Federer and Stanislas Wawrinka took the men’s doubles title, while Venus and Serena Williams clinched at least a silver medal in doubles. The Williamses beating Ukraine’s Alona and Kateryna Bondarenko to advance to the gold-medal match against Spain’s Anabel Medina Garrigues and Virginia Ruano Pascual. The Williams sisters improved to 9-0 lifetime in Olympic doubles. They won the gold medal at Sydney in 2000 but didn’t play doubles in 2004 because Serena was hurt. Federer and Wawrinka beat Sweden’s Simon Aspelin and Thomas Johansson 6-3, 6-4, 6-7 (4), 6-3. Federer closed it out with a service winner, threw up his arms and began hopping, then hugged his partner. This should take help salve finally losing his No. 1 status to Rafael Nadal on Monday. Russia will win women’s singles with countrymates Dinara Safina and Elena Dementieva squaring off. Dementieva beat another Russian, Vera Zvonareva, and Safina knocked out China’s Li Na. American twins Bob and Mike Bryan, who have won all four Grand Slam championships, won the bronze in men’s doubles. Novak Djokovic beat American James Blake for bronze in men’s singles.

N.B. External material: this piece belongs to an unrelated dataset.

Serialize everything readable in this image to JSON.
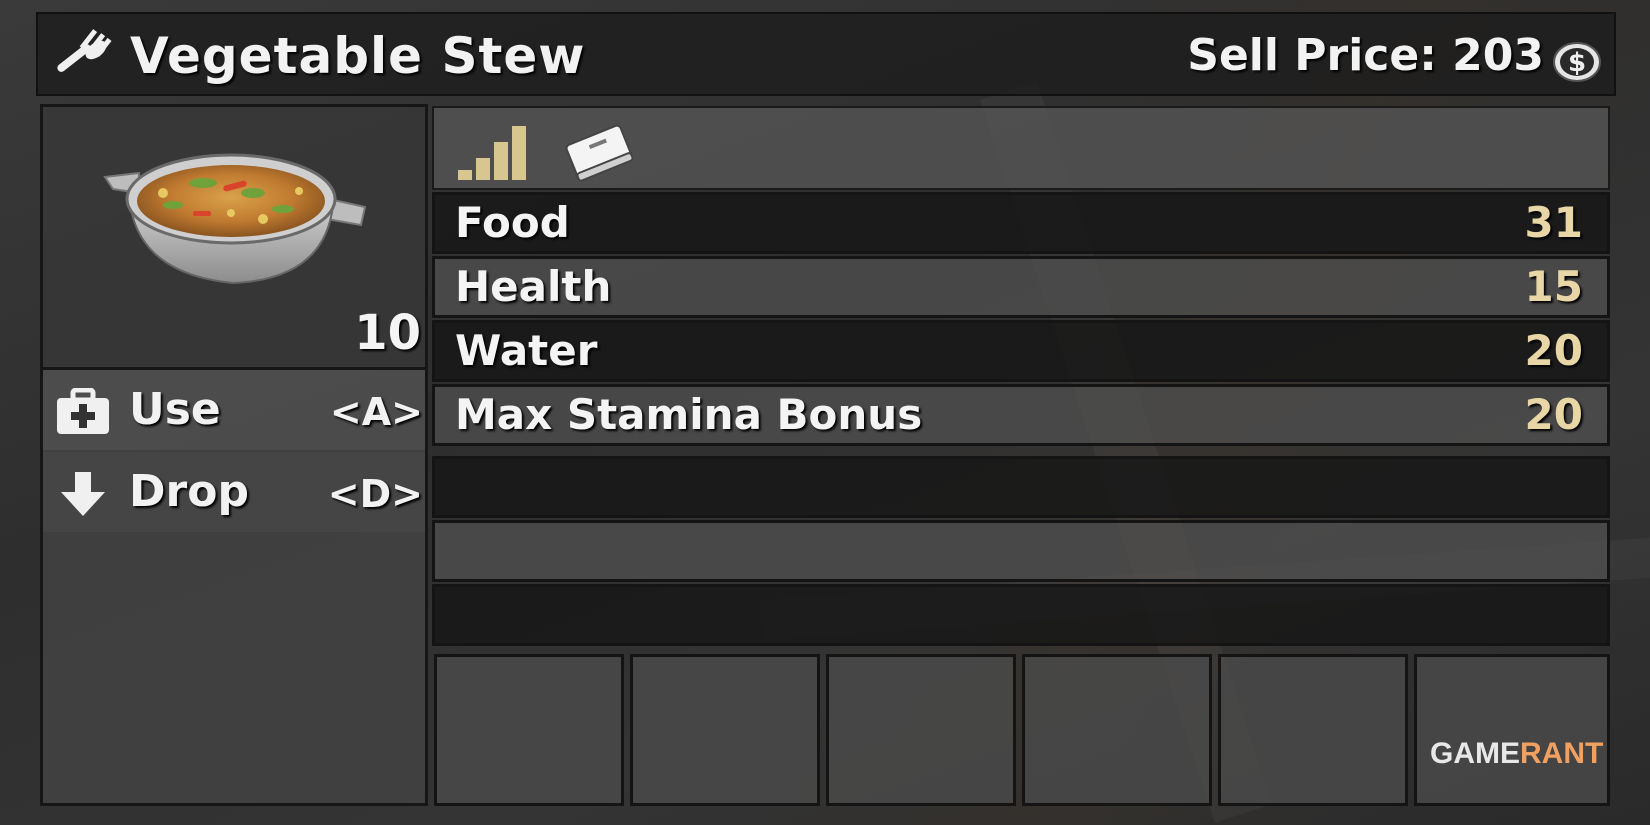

Baseball: It was another one-run game for the Americans, although this time they wound up on top — after erasing a four-run deficit. Brian Barden homered and had a tying double, then Terry Tiffee doubled in the go-ahead run with two outs in the seventh in a 5-4 victory over Canada. Barden played in place of injured second baseman Jayson Nix a day after Nix fouled a ball off his left eye and needed micro surgery that will keep him out the remainder of the Olympics. The Netherlands beat China 6-4 and South Korea beat Japan 5-3.
Boxing: Americans Shawn Estrada and Luis Yanez lost, leaving only two U.S. fighters in the tournament.
Yanez tied his match against Mongolia’s Serdamba Purevdorj after three rounds, but couldn’t pull it out. Estrada lost to James Degale, the hard-punching Brit known as “Chunky.” Russian Matvey Korobov lost his first fight in five years, going down in a middleweight bout against Bakhtiyar Artayev of Kazakhstan, the welterweight winner in Athens.